Les résultats des élections européennes sont tombés. Dure réalité qui s’impose à nous qui nous permet de faire plusieurs constats.

 

Le premier est l’extraordinaire malhonnêteté intellectuelle dont font preuve médias et politiques. Avez-vous regardé la soirée électorale Dimanche soir et lu les journaux hier ? Il ne fut que très peu question d’Europe ! Même les journaux britanniques en ont plus parlé que les journaux français.

Dimanche soir, pour avoir des informations sur les résultats en Europe, il fallait rester éveiller tard, pour obtenir toutes les miettes d’informations que l’on désirait.

 

Deuxièmement, je ne peux qu’être triste de la réussite de la liste Europe Ecologie. Voyez les têtes de liste. Il s’agit de l’alliance d’un terroriste et d’un soixante-huitard !

Nous avons donc un terroriste qui a fait de la prison, normalement inéligible (mais la justice fait des oublis arrangeants), fier de ses actions directes et prêt à recommencer à la moindre occasion. Quel exemple pour les français ! Maintenant, on se fait donc représenter par des hors la loi (il y en avait déjà mais celui la en tient une sacré couche !).

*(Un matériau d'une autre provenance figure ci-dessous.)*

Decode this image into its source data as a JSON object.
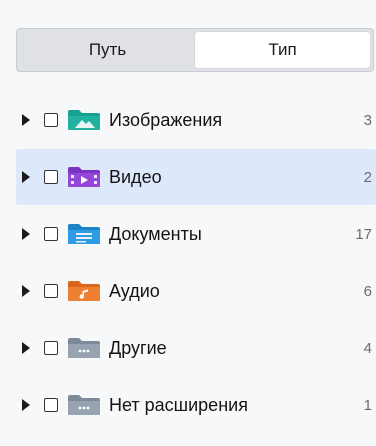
{
  "segmented": {
    "options": [
      "Путь",
      "Тип"
    ],
    "active_index": 1
  },
  "categories": [
    {
      "label": "Изображения",
      "count": "3",
      "icon": "image-folder-icon",
      "color": "#1a9e8f",
      "selected": false
    },
    {
      "label": "Видео",
      "count": "2",
      "icon": "video-folder-icon",
      "color": "#8c3fd1",
      "selected": true
    },
    {
      "label": "Документы",
      "count": "17",
      "icon": "document-folder-icon",
      "color": "#2a8fd6",
      "selected": false
    },
    {
      "label": "Аудио",
      "count": "6",
      "icon": "audio-folder-icon",
      "color": "#e5732c",
      "selected": false
    },
    {
      "label": "Другие",
      "count": "4",
      "icon": "other-folder-icon",
      "color": "#8a97a6",
      "selected": false
    },
    {
      "label": "Нет расширения",
      "count": "1",
      "icon": "no-extension-folder-icon",
      "color": "#8a97a6",
      "selected": false
    }
  ]
}
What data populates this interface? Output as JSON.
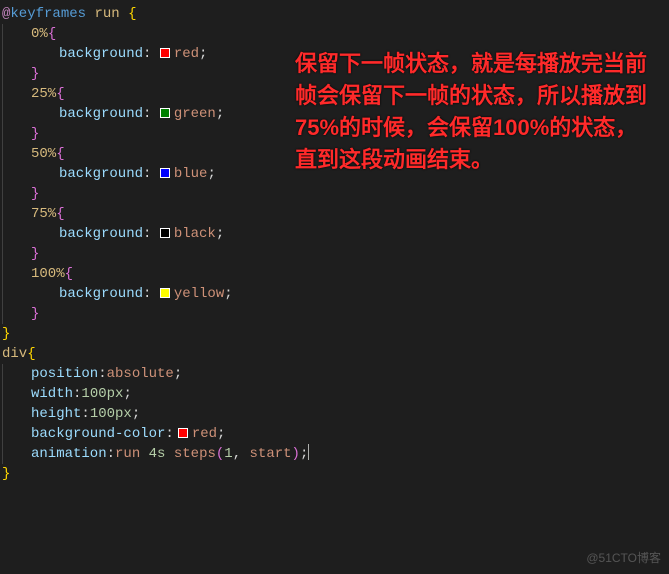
{
  "tokens": {
    "at": "@",
    "keyframes": "keyframes",
    "run": "run",
    "lbrace": "{",
    "rbrace": "}",
    "p0": "0%",
    "p25": "25%",
    "p50": "50%",
    "p75": "75%",
    "p100": "100%",
    "background": "background",
    "colon_sp": ": ",
    "colon": ":",
    "semi": ";",
    "red": "red",
    "green": "green",
    "blue": "blue",
    "black": "black",
    "yellow": "yellow",
    "div": "div",
    "position": "position",
    "absolute": "absolute",
    "width": "width",
    "height": "height",
    "hundredpx": "100px",
    "bgcolor": "background-color",
    "animation": "animation",
    "run_val": "run",
    "four_s": "4s",
    "steps": "steps",
    "lpar": "(",
    "one": "1",
    "comma_sp": ", ",
    "start": "start",
    "rpar": ")",
    "sp": " "
  },
  "colors": {
    "red": "#ff0000",
    "green": "#008000",
    "blue": "#0000ff",
    "black": "#000000",
    "yellow": "#ffff00"
  },
  "overlay_text": "保留下一帧状态，就是每播放完当前帧会保留下一帧的状态，所以播放到75%的时候，会保留100%的状态，直到这段动画结束。",
  "watermark": "@51CTO博客"
}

De l’autre côté, nous avons Dany le Rouge, un soixante-huitard, défendant des « principes éducatifs » (entre guillemets car je ne crois pas qu’il s’agisse réellement d’éducation) dont nous sommes aujourd’hui encore les victimes. S’il est un symbole du dévoiement du sens du mot liberté, Dany est fait pour ce rôle. C’est grâce à des personnes comme lui que les mots autorité et discipline ont été érigées au rang d’insultes.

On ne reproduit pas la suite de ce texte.